REDSTONE ARSENAL, Ala. — It has trained thousands of Soldiers and was created right here at the U.S. Army Combat Capabilities Development Command Aviation & Missile Center.
Together with the Army Game Studio and the Program Executive Office Simulation, Training and Instrumentation, the DEVCOM AvMC Prototype Integration Facility, or PIF, created the Stryker Virtual Collective Trainer for the Combined Arms Center. The trainer augments live training by providing Soldiers the opportunity to become familiar with the family of Stryker armored fighting vehicles before reaching the battlefield. It has been so successful at its job, what was meant to be a two-year lifespan for the trainer has now been expanded to 10.
What makes the SVCT so indispensable? It is low-cost compared to other legacy system trainers, yet highly effective at its job.
“It is a shoot, move, communicate video game,” said Jeff Loudin, project lead for the Stryker trainer. “This is Virtual Battlespace 3.”
Virtual Battlespace 3 — the Army’s flagship training game — was implemented in the SVCT to train platoons and dismounted infantry on how to work together in a multitude of battlefield scenarios. The physical vehicle mock-up, built and integrated by the PIF, includes all key positions that one would find in the actual Stryker vehicle. The PIF worked with the Army Game Studio to implement a multitude of training scenarios for the software.

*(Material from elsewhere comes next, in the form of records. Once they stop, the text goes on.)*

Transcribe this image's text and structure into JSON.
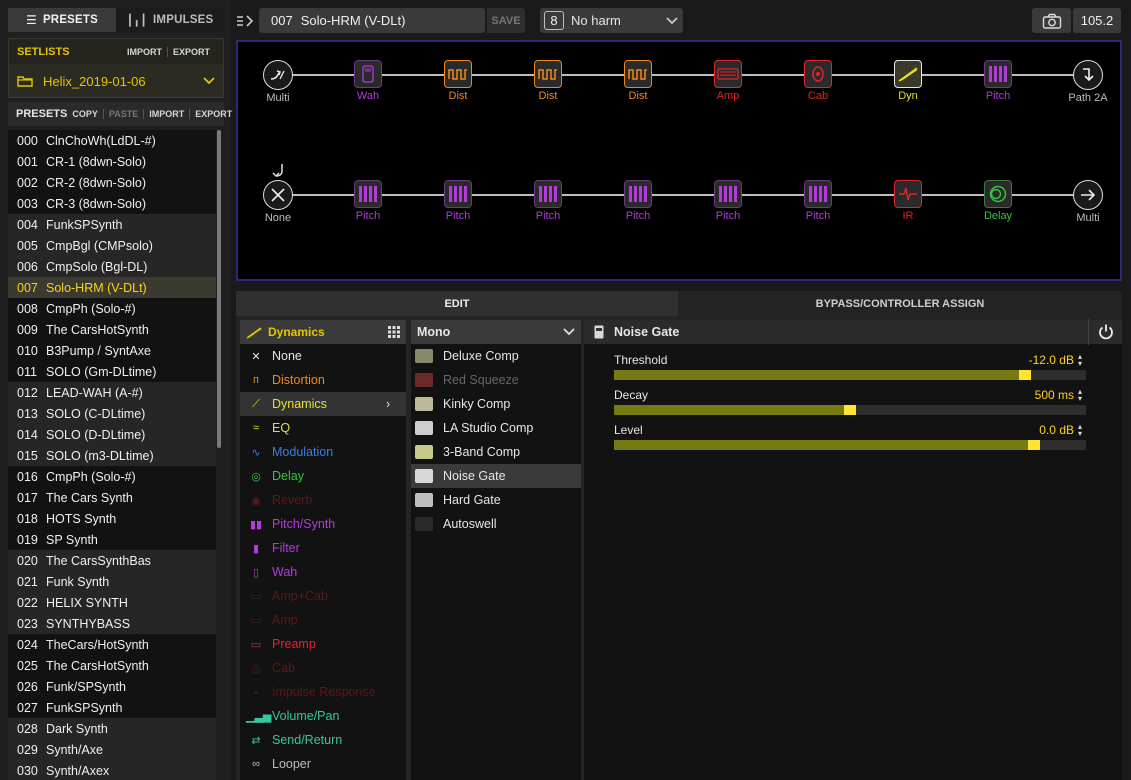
{
  "tabs": {
    "presets": "PRESETS",
    "impulses": "IMPULSES"
  },
  "setlist": {
    "header": "SETLISTS",
    "import": "IMPORT",
    "export": "EXPORT",
    "selected": "Helix_2019-01-06"
  },
  "presets_header": {
    "title": "PRESETS",
    "copy": "COPY",
    "paste": "PASTE",
    "import": "IMPORT",
    "export": "EXPORT"
  },
  "presets": [
    {
      "num": "000",
      "name": "ClnChoWh(LdDL-#)"
    },
    {
      "num": "001",
      "name": "CR-1 (8dwn-Solo)"
    },
    {
      "num": "002",
      "name": "CR-2 (8dwn-Solo)"
    },
    {
      "num": "003",
      "name": "CR-3 (8dwn-Solo)"
    },
    {
      "num": "004",
      "name": "FunkSPSynth"
    },
    {
      "num": "005",
      "name": "CmpBgl (CMPsolo)"
    },
    {
      "num": "006",
      "name": "CmpSolo (Bgl-DL)"
    },
    {
      "num": "007",
      "name": "Solo-HRM (V-DLt)"
    },
    {
      "num": "008",
      "name": "CmpPh (Solo-#)"
    },
    {
      "num": "009",
      "name": "The CarsHotSynth"
    },
    {
      "num": "010",
      "name": "B3Pump / SyntAxe"
    },
    {
      "num": "011",
      "name": "SOLO (Gm-DLtime)"
    },
    {
      "num": "012",
      "name": "LEAD-WAH (A-#)"
    },
    {
      "num": "013",
      "name": "SOLO (C-DLtime)"
    },
    {
      "num": "014",
      "name": "SOLO (D-DLtime)"
    },
    {
      "num": "015",
      "name": "SOLO (m3-DLtime)"
    },
    {
      "num": "016",
      "name": "CmpPh (Solo-#)"
    },
    {
      "num": "017",
      "name": "The Cars Synth"
    },
    {
      "num": "018",
      "name": "HOTS Synth"
    },
    {
      "num": "019",
      "name": "SP Synth"
    },
    {
      "num": "020",
      "name": "The CarsSynthBas"
    },
    {
      "num": "021",
      "name": "Funk Synth"
    },
    {
      "num": "022",
      "name": "HELIX SYNTH"
    },
    {
      "num": "023",
      "name": "SYNTHYBASS"
    },
    {
      "num": "024",
      "name": "TheCars/HotSynth"
    },
    {
      "num": "025",
      "name": "The CarsHotSynth"
    },
    {
      "num": "026",
      "name": "Funk/SPSynth"
    },
    {
      "num": "027",
      "name": "FunkSPSynth"
    },
    {
      "num": "028",
      "name": "Dark Synth"
    },
    {
      "num": "029",
      "name": "Synth/Axe"
    },
    {
      "num": "030",
      "name": "Synth/Axex"
    }
  ],
  "selected_preset_index": 7,
  "topbar": {
    "preset_num": "007",
    "preset_name": "Solo-HRM (V-DLt)",
    "save": "SAVE",
    "snapshot_num": "8",
    "snapshot_name": "No harm",
    "tempo": "105.2"
  },
  "path1": [
    {
      "label": "Multi",
      "color": "#bdbdbd",
      "icon": "multi-input-icon"
    },
    {
      "label": "Wah",
      "color": "#b23cd9",
      "icon": "wah-icon"
    },
    {
      "label": "Dist",
      "color": "#f08a1c",
      "icon": "dist-icon"
    },
    {
      "label": "Dist",
      "color": "#f08a1c",
      "icon": "dist-icon"
    },
    {
      "label": "Dist",
      "color": "#f08a1c",
      "icon": "dist-icon"
    },
    {
      "label": "Amp",
      "color": "#e0262b",
      "icon": "amp-icon"
    },
    {
      "label": "Cab",
      "color": "#e0262b",
      "icon": "cab-icon"
    },
    {
      "label": "Dyn",
      "color": "#e6e02a",
      "icon": "dyn-icon"
    },
    {
      "label": "Pitch",
      "color": "#b23cd9",
      "icon": "pitch-icon"
    },
    {
      "label": "Path 2A",
      "color": "#bdbdbd",
      "icon": "path-split-icon"
    }
  ],
  "path2": [
    {
      "label": "None",
      "color": "#bdbdbd",
      "icon": "none-input-icon"
    },
    {
      "label": "Pitch",
      "color": "#b23cd9",
      "icon": "pitch-icon"
    },
    {
      "label": "Pitch",
      "color": "#b23cd9",
      "icon": "pitch-icon"
    },
    {
      "label": "Pitch",
      "color": "#b23cd9",
      "icon": "pitch-icon"
    },
    {
      "label": "Pitch",
      "color": "#b23cd9",
      "icon": "pitch-icon"
    },
    {
      "label": "Pitch",
      "color": "#b23cd9",
      "icon": "pitch-icon"
    },
    {
      "label": "Pitch",
      "color": "#b23cd9",
      "icon": "pitch-icon"
    },
    {
      "label": "IR",
      "color": "#e0262b",
      "icon": "ir-icon"
    },
    {
      "label": "Delay",
      "color": "#35c83a",
      "icon": "delay-icon"
    },
    {
      "label": "Multi",
      "color": "#bdbdbd",
      "icon": "multi-output-icon"
    }
  ],
  "edit_tabs": {
    "edit": "EDIT",
    "bypass": "BYPASS/CONTROLLER ASSIGN"
  },
  "category_header": "Dynamics",
  "categories": [
    {
      "label": "None",
      "color": "#e6e6e6",
      "icon": "none-icon"
    },
    {
      "label": "Distortion",
      "color": "#f08a1c",
      "icon": "distortion-icon"
    },
    {
      "label": "Dynamics",
      "color": "#e6e02a",
      "icon": "dynamics-icon"
    },
    {
      "label": "EQ",
      "color": "#e6e02a",
      "icon": "eq-icon"
    },
    {
      "label": "Modulation",
      "color": "#3a7fe0",
      "icon": "modulation-icon"
    },
    {
      "label": "Delay",
      "color": "#35c83a",
      "icon": "delay-icon"
    },
    {
      "label": "Reverb",
      "color": "#5a1a1a",
      "icon": "reverb-icon"
    },
    {
      "label": "Pitch/Synth",
      "color": "#b23cd9",
      "icon": "pitch-icon"
    },
    {
      "label": "Filter",
      "color": "#b23cd9",
      "icon": "filter-icon"
    },
    {
      "label": "Wah",
      "color": "#b23cd9",
      "icon": "wah-icon"
    },
    {
      "label": "Amp+Cab",
      "color": "#5a1a1a",
      "icon": "ampcab-icon"
    },
    {
      "label": "Amp",
      "color": "#5a1a1a",
      "icon": "amp-icon"
    },
    {
      "label": "Preamp",
      "color": "#e0262b",
      "icon": "preamp-icon"
    },
    {
      "label": "Cab",
      "color": "#5a1a1a",
      "icon": "cab-icon"
    },
    {
      "label": "Impulse Response",
      "color": "#5a1a1a",
      "icon": "ir-icon"
    },
    {
      "label": "Volume/Pan",
      "color": "#35c8a0",
      "icon": "volume-icon"
    },
    {
      "label": "Send/Return",
      "color": "#35c8a0",
      "icon": "send-return-icon"
    },
    {
      "label": "Looper",
      "color": "#bdbdbd",
      "icon": "looper-icon"
    }
  ],
  "selected_category_index": 2,
  "model_header": "Mono",
  "models": [
    {
      "label": "Deluxe Comp",
      "dim": false,
      "icon": "deluxe-comp-icon"
    },
    {
      "label": "Red Squeeze",
      "dim": true,
      "icon": "red-squeeze-icon"
    },
    {
      "label": "Kinky Comp",
      "dim": false,
      "icon": "kinky-comp-icon"
    },
    {
      "label": "LA Studio Comp",
      "dim": false,
      "icon": "la-studio-comp-icon"
    },
    {
      "label": "3-Band Comp",
      "dim": false,
      "icon": "3-band-comp-icon"
    },
    {
      "label": "Noise Gate",
      "dim": false,
      "icon": "noise-gate-icon"
    },
    {
      "label": "Hard Gate",
      "dim": false,
      "icon": "hard-gate-icon"
    },
    {
      "label": "Autoswell",
      "dim": false,
      "icon": "autoswell-icon"
    }
  ],
  "selected_model_index": 5,
  "block_title": "Noise Gate",
  "params": [
    {
      "name": "Threshold",
      "value": "-12.0 dB",
      "fraction": 0.88
    },
    {
      "name": "Decay",
      "value": "500 ms",
      "fraction": 0.5
    },
    {
      "name": "Level",
      "value": "0.0 dB",
      "fraction": 0.9
    }
  ],
  "accent_yellow": "#ffd21a"
}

“[The] Army Game Studio provided software development updates, setup and initial operational training for the Stryker Virtual Collective Trainer at all locations,” said Michael Barnett, SVCT software lead. “The AGS personnel worked with the PIF to image hundreds of computer systems with the most current Army approved operating system and drivers, installed, and licensed the SVCT software at Redstone facilities before systems were fielded. They also traveled to the each of the SVCT site locations and configured, initialized and tested the SVCT software, while conducting onsite SVCT operational training with local personnel.”
As the Army undergoes its once-in-a generation transformation into the Army of 2030, DEVCOM AvMC’s higher headquarters, Army Futures Command, leads a set of priorities aiming to spearhead that innovation. Priority number six is Soldier Lethality, with a subheading of Synthetic Training Environment. The SVCT is the very definition of that.
And while it is a lower fidelity product, Loudin said, it doesn’t need to be high fidelity when the objective of the trainer is to teach the teams not how to fight, but rather how to work together in a fight.
The simulators are maintained by the PIF and while having hardware in multiple locations can be challenging, Loudin said that they have built strong relationships with the Soldiers and civilians operating the trainers — meaning if they need any troubleshooting or hardware parts for the trainers regardless of where they are in the world, “we will make it happen.”
“We here at the PIF don’t like to allow challenges,” Loudin said. “We like to dispose of them.”
The DEVCOM Aviation & Missile Center, headquartered at Redstone Arsenal, Alabama, is the Army’s research and development focal point for advanced technology in aviation and missile systems. It is part of the U.S. Army Combat Capabilities Development Command (DEVCOM), a major subordinate command of the U.S. Army Futures Command. AvMC is responsible for delivering collaborative and innovative aviation and missile capabilities for responsive and cost-effective research, development and life cycle engineering solutions, as required by the Army’s strategic priorities and support to its Cross-Functional Teams.